In the past several years, Run:ai has established a solid reputation by assisting its users in getting the most out of their GPU resources, both on-premises and in the cloud, for model training. It is pretty apparent that developing models and putting them into use (production) are two exclusive things. Unfortunately, the latter is where many AI initiatives still fall short. Major obstacles to using AI in production include configuring a model, integrating it with data and containers, and allocating only the necessary amount of computing. Typically, deploying a model involves manually changing and loading time-consuming YAML configuration files.
Therefore, it should come as no surprise that Run:ai, which views itself as an end-to-end platform, is now going beyond training to enable its customers to operate their inferencing workloads as effectively as possible, whether in a private or public cloud or on edge. With Run:ai’s new two-step deployment method, companies can easily switch between models, optimize for GPU use that is affordable, and make sure that models function effectively in real-world settings.
In its official statement, Run:ai says that running inference workloads in production takes fewer resources than training, which consumes a significant amount of GPU computation and memory. Occasionally companies use CPUs rather than GPUs to run inference workloads, although this might result in increased latency. The end user needs a real-time reaction in many AI use cases, such as identifying a stop sign, using face recognition on the phone, or using voice dictation. These applications may be too unreliable for CPU-based inference.
When GPUs are used for inference tasks, it can result in decreased latency and improved accuracy, but this can be expensive and inefficient if GPUs are not completely used. The model-centric methodology of Run:ai automatically adapts to various workload needs. With Run:ai, it is no longer necessary to use a complete GPU for a single light application, saving money and maintaining low latency.
Another new feature of Run:ai Atlas for inference workloads includes the provision of new inference-focused metrics and dashboards that provide information on the performance and overall health of the AI models currently in use. When feasible, it can even scale installations to zero resources automatically, freeing up precious resources that may be used for other workloads and cutting costs.
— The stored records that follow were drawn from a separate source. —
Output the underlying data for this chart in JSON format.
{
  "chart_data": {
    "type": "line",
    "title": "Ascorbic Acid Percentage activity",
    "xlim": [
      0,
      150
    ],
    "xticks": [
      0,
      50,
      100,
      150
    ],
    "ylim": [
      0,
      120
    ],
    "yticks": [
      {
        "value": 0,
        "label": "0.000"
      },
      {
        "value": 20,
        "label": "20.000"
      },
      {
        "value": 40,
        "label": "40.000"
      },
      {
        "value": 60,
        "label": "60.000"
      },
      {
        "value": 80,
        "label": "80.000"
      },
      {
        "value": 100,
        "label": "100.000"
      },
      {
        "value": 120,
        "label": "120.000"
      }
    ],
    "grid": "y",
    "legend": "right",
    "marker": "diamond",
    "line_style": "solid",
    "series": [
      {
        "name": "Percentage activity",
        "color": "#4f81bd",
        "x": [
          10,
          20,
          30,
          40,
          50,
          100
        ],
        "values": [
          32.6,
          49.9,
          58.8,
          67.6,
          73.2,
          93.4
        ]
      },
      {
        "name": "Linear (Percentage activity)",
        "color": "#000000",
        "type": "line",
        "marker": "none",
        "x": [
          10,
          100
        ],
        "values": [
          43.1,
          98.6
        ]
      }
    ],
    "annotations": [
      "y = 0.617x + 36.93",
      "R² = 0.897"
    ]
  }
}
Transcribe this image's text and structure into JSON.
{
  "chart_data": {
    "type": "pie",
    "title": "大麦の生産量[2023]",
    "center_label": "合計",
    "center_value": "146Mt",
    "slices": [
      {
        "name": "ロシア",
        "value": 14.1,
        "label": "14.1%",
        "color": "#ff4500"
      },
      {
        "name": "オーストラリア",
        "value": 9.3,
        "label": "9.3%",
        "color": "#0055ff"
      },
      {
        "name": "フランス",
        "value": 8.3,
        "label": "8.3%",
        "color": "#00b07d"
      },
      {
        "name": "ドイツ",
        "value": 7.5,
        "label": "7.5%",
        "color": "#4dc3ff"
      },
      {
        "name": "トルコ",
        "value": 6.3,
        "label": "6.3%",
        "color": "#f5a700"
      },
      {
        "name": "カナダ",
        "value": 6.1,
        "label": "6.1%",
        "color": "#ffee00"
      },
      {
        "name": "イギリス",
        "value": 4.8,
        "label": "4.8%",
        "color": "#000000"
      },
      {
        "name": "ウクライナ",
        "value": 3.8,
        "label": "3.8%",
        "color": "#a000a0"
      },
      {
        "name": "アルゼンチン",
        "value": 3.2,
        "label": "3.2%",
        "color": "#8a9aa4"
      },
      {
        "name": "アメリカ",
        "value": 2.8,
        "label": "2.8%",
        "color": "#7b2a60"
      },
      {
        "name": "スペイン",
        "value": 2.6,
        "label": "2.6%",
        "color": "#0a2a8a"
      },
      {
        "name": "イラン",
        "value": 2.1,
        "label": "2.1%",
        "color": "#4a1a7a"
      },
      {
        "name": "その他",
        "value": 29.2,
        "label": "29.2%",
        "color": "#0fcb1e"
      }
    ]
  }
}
As a result of solid cooperation between the two businesses, the company’s platform now also provides an interface with Nvidia’s Triton Inference Server software. As a result, businesses can deploy several models or multiple instances of the same model, and execute them simultaneously within a single container. NVIDIA Triton Inference Server is a component of the NVIDIA AI Enterprise software package, which is fully supported and designed with AI deployment in mind. These features are mainly geared toward assisting enterprises in establishing and utilizing AI models for inference workloads on NVIDIA-accelerated computing so they can deliver precise, real-time replies.